With a hand he vainly endeavored to render steady he wrote a check for the sum demanded, and Kāra took it and went away. Andalaft had made an excellent bargain; yet the Egyptian, for all his cleverness, did not know that he had been victimized.

At the house of the diamond-cutter, on a quiet side street at the lower end of the Mouski, Kāra had a long interview with Van der Veen and his three sons. As a result they agreed, after examining the magnificent diamonds shown them, to devote their exclusive services to Prince Kāra for a full year, he promising to keep them busy with the work of recutting his collection of ancient gems.

Afterward he sent Tadros with notes to Gerald Winston and the banker, informing them of his temporary address, as he had promised. Then he had an excellent luncheon and smoked a Cuban cigar. In the afternoon he followed his imploring dragoman into several shops where he made simple purchases, and returned early to his hotel to find Winston impatiently awaiting him.

“You must accompany me at once to see my friend Professor Daressy, with whom I am already disputing concerning the new papyri. He is much interested in your method of interpreting the manuscripts, but requires a better proof of its accuracy than I can give him. Will you come?”

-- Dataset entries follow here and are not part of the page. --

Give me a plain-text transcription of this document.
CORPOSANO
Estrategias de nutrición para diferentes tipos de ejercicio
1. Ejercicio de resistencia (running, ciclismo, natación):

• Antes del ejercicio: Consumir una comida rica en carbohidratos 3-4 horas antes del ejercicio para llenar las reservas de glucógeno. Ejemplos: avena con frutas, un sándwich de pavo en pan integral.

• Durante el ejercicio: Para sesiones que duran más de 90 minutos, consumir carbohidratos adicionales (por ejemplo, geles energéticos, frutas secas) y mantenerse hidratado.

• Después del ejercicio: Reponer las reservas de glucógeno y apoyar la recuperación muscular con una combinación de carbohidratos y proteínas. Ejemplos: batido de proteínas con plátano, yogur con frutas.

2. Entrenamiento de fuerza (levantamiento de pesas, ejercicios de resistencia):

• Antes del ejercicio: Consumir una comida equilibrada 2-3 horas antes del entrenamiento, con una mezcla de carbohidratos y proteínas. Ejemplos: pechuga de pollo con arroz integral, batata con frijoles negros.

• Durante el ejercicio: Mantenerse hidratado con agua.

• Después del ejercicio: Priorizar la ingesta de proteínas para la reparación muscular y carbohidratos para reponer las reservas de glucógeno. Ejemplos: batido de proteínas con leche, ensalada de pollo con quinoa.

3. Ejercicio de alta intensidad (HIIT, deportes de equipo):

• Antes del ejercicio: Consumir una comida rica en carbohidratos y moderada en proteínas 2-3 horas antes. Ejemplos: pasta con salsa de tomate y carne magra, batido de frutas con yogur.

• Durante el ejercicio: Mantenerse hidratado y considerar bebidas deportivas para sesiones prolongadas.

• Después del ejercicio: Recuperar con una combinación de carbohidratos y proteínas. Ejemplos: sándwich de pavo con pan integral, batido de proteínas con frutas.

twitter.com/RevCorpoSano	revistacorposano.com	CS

“It will give me pleasure,” answered Kāra—he drove with Winston to the curator’s house. His knowledge of the hieroglyphics was well founded, and he was not averse to an argument with the two savants. Indeed, they found his explanations so clear and concise that they were equally amazed and delighted.

The Egyptian dined with them in a private room, where the discussion could not be interrupted, and it was late in the evening when he returned thoughtfully to his own humble lodging.

“Tadros,” said he, “find me a comfortable house in a good part of the city. Something like that of Professor Daressy will do.”

“It will cost a lot of money,” objected the dragoman.

“Never mind; I will pay the price,” returned the prince, haughtily.

So the next day Tadros rented a furnished house near the Ezbekieh Gardens for twelve hundred piastres a month, and charged Kāra two thousand piastres for it. The prince moved in, and for three or four weeks devoted himself to watching the Van der Veens recut his treasures, to long conversations with those Egyptologists who were spending the heated term in Cairo, and to a study of the collection of ancient relics in the great museum which Maspero had founded under Said Pasha. Incidentally he observed the social life and manners of those with whom he came in contact, and acquired a polish of his own in a surprisingly short period.